Jasna Zajcek: Eine Front im eigentlichen Sinne gibt eigentlich nur in Afghanistan, offiziell ja ein "kriegsähnlicher Einsatz". Dort sind auch Frauen im Einsatz. Aber im Allgemeinen kämpfen sie - wie die Männer - zunächst gegen sich, also den inneren Schweinehund, denn schon die Ausbildung ist hart. Sie kämpfen aber nicht mehr an der emanzipatorischen Front. Da haben sie sich durchgesetzt.
Die Welt: Sie haben selbst an der Grundausbildung in der Marineschule für Offiziersanwärter teilgenommen, an Schießübungen, Gewaltmärschen, Manöversimulationen. Wie sehr haben Sie mit sich gekämpft?
Zajcek: Ich habe vorher gedacht, was da auch auf dich zukommt, wird hart. Aber ich hatte keine Vorstellung davon, was hart heißt. Wenn man sich im Fitnessstudio quält, hört man halt nach anderthalb Stunden auf. Das ist hier keine Option. Dazu das Funktionieren, der Drill, das Gebrüll.
Die Welt: Eines der Argumente gegen Frauen in der Bundeswehr war oft genug ihre körperliche Unterlegenheit.
Zajcek: Also: Es ist hart, aber es ist zu schaffen. Was man als Offiziersanwärter leisten muss, ist auf dem Niveau des deutschen Sportabzeichens. Mir ist klar geworden, dass Frauen körperlich das Gleiche leisten, mental manchmal sogar noch stärker sein können als Männer.

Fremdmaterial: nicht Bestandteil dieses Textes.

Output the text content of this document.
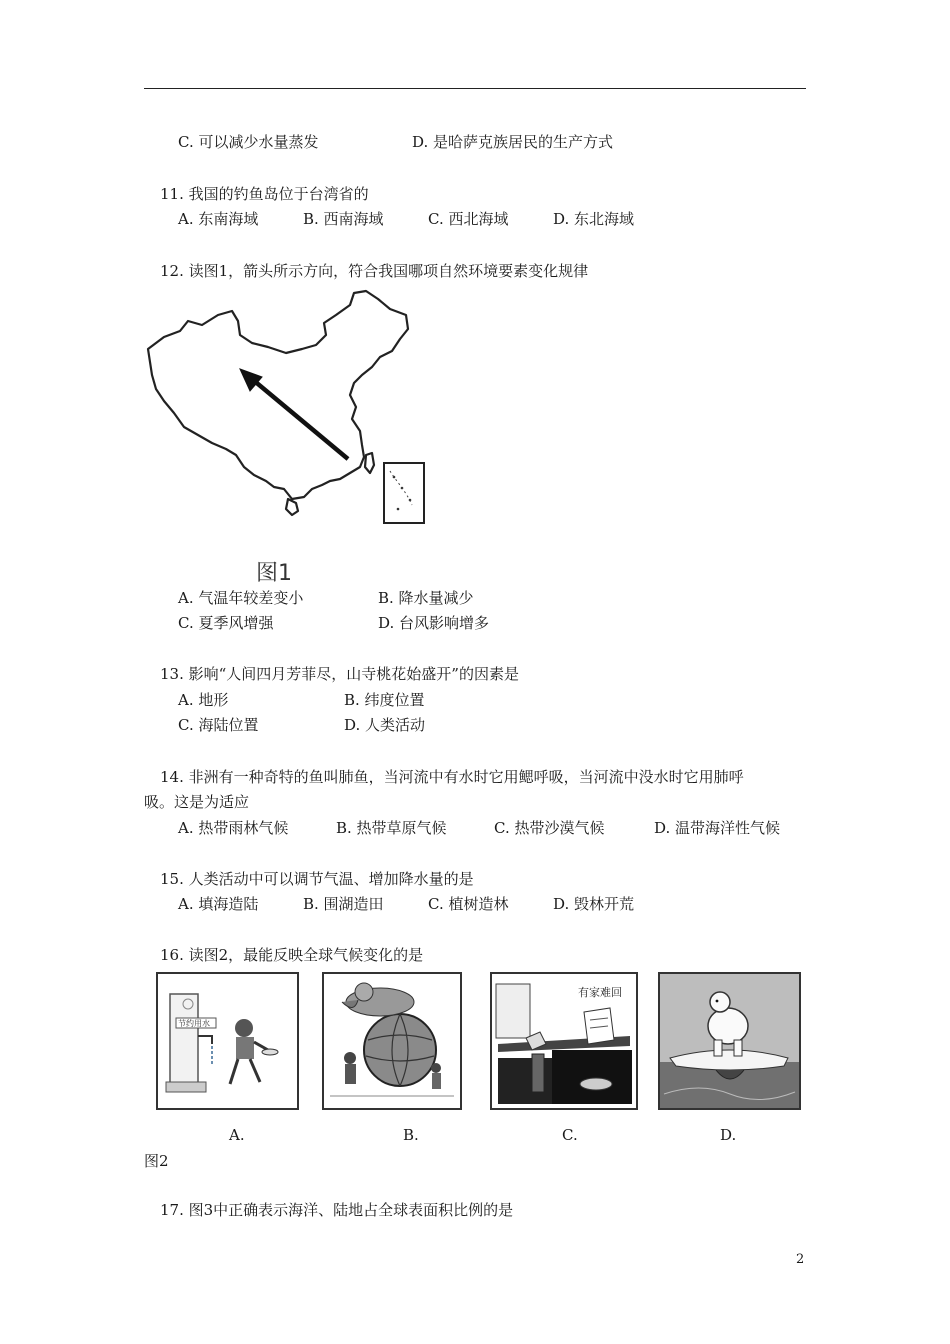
C. 可以减少水量蒸发	D. 是哈萨克族居民的生产方式
11. 我国的钓鱼岛位于台湾省的
A. 东南海域	B. 西南海域	C. 西北海域	D. 东北海域
12. 读图1，箭头所示方向，符合我国哪项自然环境要素变化规律
图1
A. 气温年较差变小	B. 降水量减少
C. 夏季风增强	D. 台风影响增多
13. 影响“人间四月芳菲尽，山寺桃花始盛开”的因素是
A. 地形	B. 纬度位置
C. 海陆位置	D. 人类活动
14. 非洲有一种奇特的鱼叫肺鱼，当河流中有水时它用鳃呼吸，当河流中没水时它用肺呼
吸。这是为适应
A. 热带雨林气候	B. 热带草原气候	C. 热带沙漠气候	D. 温带海洋性气候
15. 人类活动中可以调节气温、增加降水量的是
A. 填海造陆	B. 围湖造田	C. 植树造林	D. 毁林开荒
16. 读图2，最能反映全球气候变化的是
节约用水
有家难回
A.	B.	C.	D.
图2
17. 图3中正确表示海洋、陆地占全球表面积比例的是
2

Die Welt: Sie beschreiben auch, dass den Mädchen der Rucksack abgenommen wurde ...
Zajcek: Es gab ein Mädchen, das wirklich unsportlich war, sie hat es nicht geschafft. Bei einer anderen aber ist der Ehrgeiz so gewachsen, dass sie nicht nur den frühmorgendlichen Zehn-Kilometer-Marsch, sondern nach drei Wochen auch die 25 Kilometer durchgehalten hat, mit 26 Kilo Gepäck. Es ist die Kopfschranke, die man überwinden muss. Das wurde uns auch immer wieder gesagt: Der Körper kann noch mehr, der Körper kann noch dreimal mehr, wenn der Kopf schon sagt, es geht nicht mehr.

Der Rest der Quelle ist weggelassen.